# Eingabe auf Richtigkeit überprüfen



## matzseesi (13. März 2004)

Hi Leute

Also, stellt euch vor ich habe eine Variable $count.='12a';
Diese wurde zuvor von einem Formular gefüttert.

Ich möchte nun überprüfen ob in dieser Variable nur Zahlen sind oder auch ein Buchstabe vorkommt.

Das Problem ist, es dürfen nur Zahlen drinstehen. Bei einem Buchstaben soll ein Fehler ausgegeben werden.

Mit Javascript möcht ich das nicht überprüfen, da die Umstände es anders erfordern.

Wie kann ich den Inhalt einer Variable sozusagen durchzählen und dann jedes Zeichen auf Zahl oder Char überprüfen.

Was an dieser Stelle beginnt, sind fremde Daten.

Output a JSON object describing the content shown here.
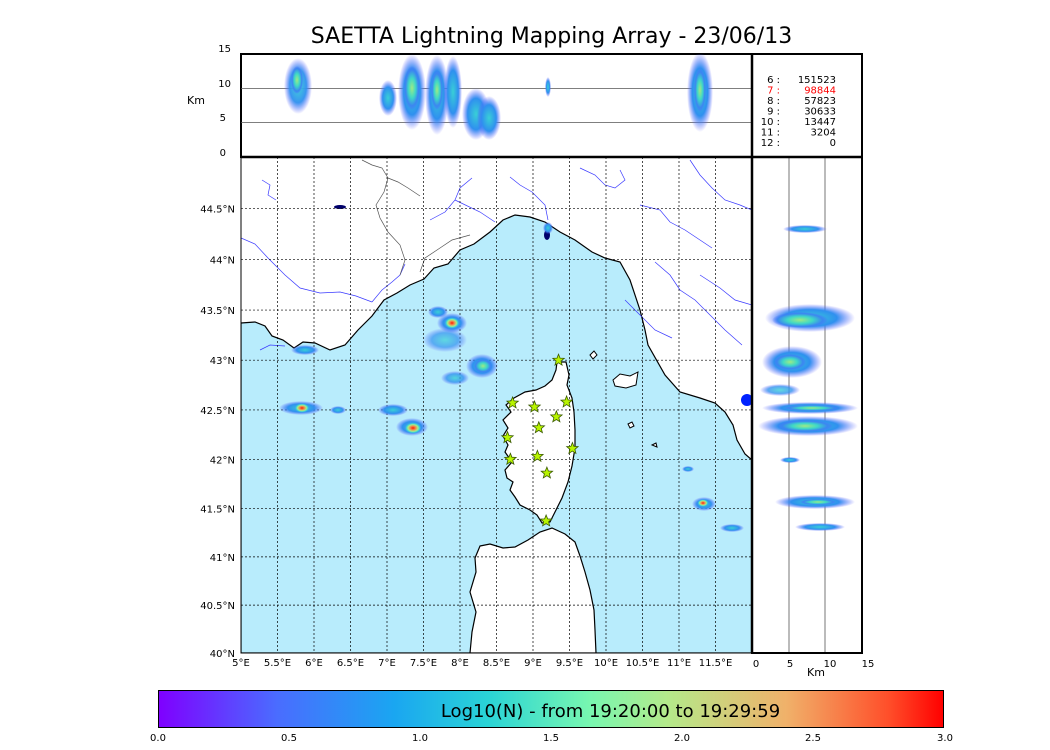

Eine Idee hät ich da mit dem Befehl chr(ASCII) kann ich überprüfen ob die der String von ASCCI 48 - 57 (0-9) geht aber wie geh ich den String durch?

Grüße Posseidon


----------



## Chino (13. März 2004)

> _Original geschrieben von matzseesi _
> *Wie kann ich den Inhalt einer Variable sozusagen durchzählen und dann jedes Zeichen auf Zahl oder Char überprüfen.*


 Mittels Reguläre Ausdrücke lässt sich sowas einfach überprüfen.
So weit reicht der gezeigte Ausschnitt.